Paleoclimate Constraints on Future Climate: A Graduate Student Reflection on the 2025 PCC Summer Institute
by Sophia Ludtke, Graduate Student, University of Washington Earth and Space Sciences
Has paleoclimate genuinely changed our understanding of modern day climate?
With an animated pre-Summer Institute paper discussion this past August, my PhD journey at UW began.

Starting graduate school with an immersion in current thinking on paleoclimate via three days spent at Friday Harbor Laboratories attending the Summer Institute felt fitting. After all, I came to UW motivated to understand the future trajectory of the West Antarctic Ice Sheet (WAIS) – the largest source of uncertainty in future sea level rise projections. I soon realized, however, that formulating a definitive anthropogenic attribution statement, or stating with confidence that present melt is due to human cause, requires situating a modern day melt signal in a far broader historical context, one that exceeds the present instrumental record.
I was first introduced to one such method for extending our record of climatological understanding when I spent a summer approximately 1000 miles north of Seattle on the Juneau Icefield. Holding my first ice core, I came to appreciate how we can reconstruct historical temperature and CO2 concentrations, via oxygen isotope ratios and preserved air bubbles, even for time periods during which we didn’t directly bear instrumental witness. That summer in Alaska, when thinking about the cumulative mass loss the Juneau Icefield was experiencing, I was first introduced to Gerard Roe’s work attributing industrial glacier mass loss to human forcing.
And now here I was at the Summer Institute, listening to Gerard Roe’s talk on “Bridging preindustrial and modern climates with mountain glaciers” and beginning to piece together how an anthropogenic attribution framework that applies to mountain glaciers, whose melt is driven by summer air temperature, might apply to the West Antarctic Ice Sheet, where melt is driven by a complex interplay of atmospheric and oceanic forcing.
Through Greg Hakim’s introductory talk explaining paleoclimate data assimilation using a coin flip analogy, as well as informal conversations with older graduate students, I began to understand how climate models and high-resolution proxy records could be integrated to improve the resolution of global climate reconstructions.
Talks by Gemma O’Connor and Mira Berdahl (another full circle moment as Mira has long been a role model of mine after she first introduced me to principles of sea level prediction based on the Community Ice Sheet Model while I was a Juneau Icefield Research Program student) helped me begin to crystallize my initial PhD research focus: how can we leverage paleoclimate proxy data to reconstruct the atmospheric forcing suspected to drive ice shelf retreat via ocean warming?
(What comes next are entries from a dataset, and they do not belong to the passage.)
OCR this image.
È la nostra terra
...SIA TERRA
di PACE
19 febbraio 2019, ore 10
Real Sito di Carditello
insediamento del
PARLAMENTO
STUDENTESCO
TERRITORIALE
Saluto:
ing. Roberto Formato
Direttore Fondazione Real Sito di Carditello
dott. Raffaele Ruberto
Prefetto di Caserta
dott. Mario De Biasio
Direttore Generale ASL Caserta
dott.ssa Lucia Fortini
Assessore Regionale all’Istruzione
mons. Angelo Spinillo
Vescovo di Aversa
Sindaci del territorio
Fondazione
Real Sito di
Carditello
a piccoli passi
Informal conversations during car rides, in the dining hall, while bioluminescence-searching via rowboat and orca-hunting via foot along the coast, allowed me to ask questions: How much trust can we place in paleoclimate reconstructions? What are the statistical demands of an anthropogenic attribution assessment? Is caution in order when using paleoclimate to draw conclusions about modern-day climate sensitivity?
In particular, the Summer Institute presented me with a unique opportunity to build connections across departments and schools, including the Climate Impacts Group and the Evans School. We talked about the importance of accurately quantifying – and communicating – uncertainty when forecasting future climate. I grew excited thinking about how better understanding of past climate states is valuable both as a scientific pursuit in its own right and as a means to enable more sound climate adaptation and mitigation.
The Summer Institute ignited an interest in paleoclimate which I’ve continued to carry forward as a first year PhD student in Earth and Space Sciences and as a Graubard Fellow, funded by Katherine Graubard and William Calvin. Through a course in Paleoclimatology taught by Eric Steig, and a paper reading group on “abrupt changes in the paleoclimate record” led by Kyle Armour, I’ve continued to think about how paleoclimate can inform future climate understanding. Through my involvement with the PCC Graduate Student Committee and Climate Journal Club, I’ve continued to seek out interdisciplinary community across academic divisions, in large part inspired by relationships I began to build at the Summer Institute.
Reflecting back on that original question posed pre Summer Institute in August, I can now answer with growing certainty that paleoclimate has fundamentally shaped what we know about modern climate – as a constraint, an imperfect analog, and a reminder of the mechanisms by which our climate can respond to forcing.
And with even more certainty, I can say that I’ve joined a community invested in deepening that understanding collectively.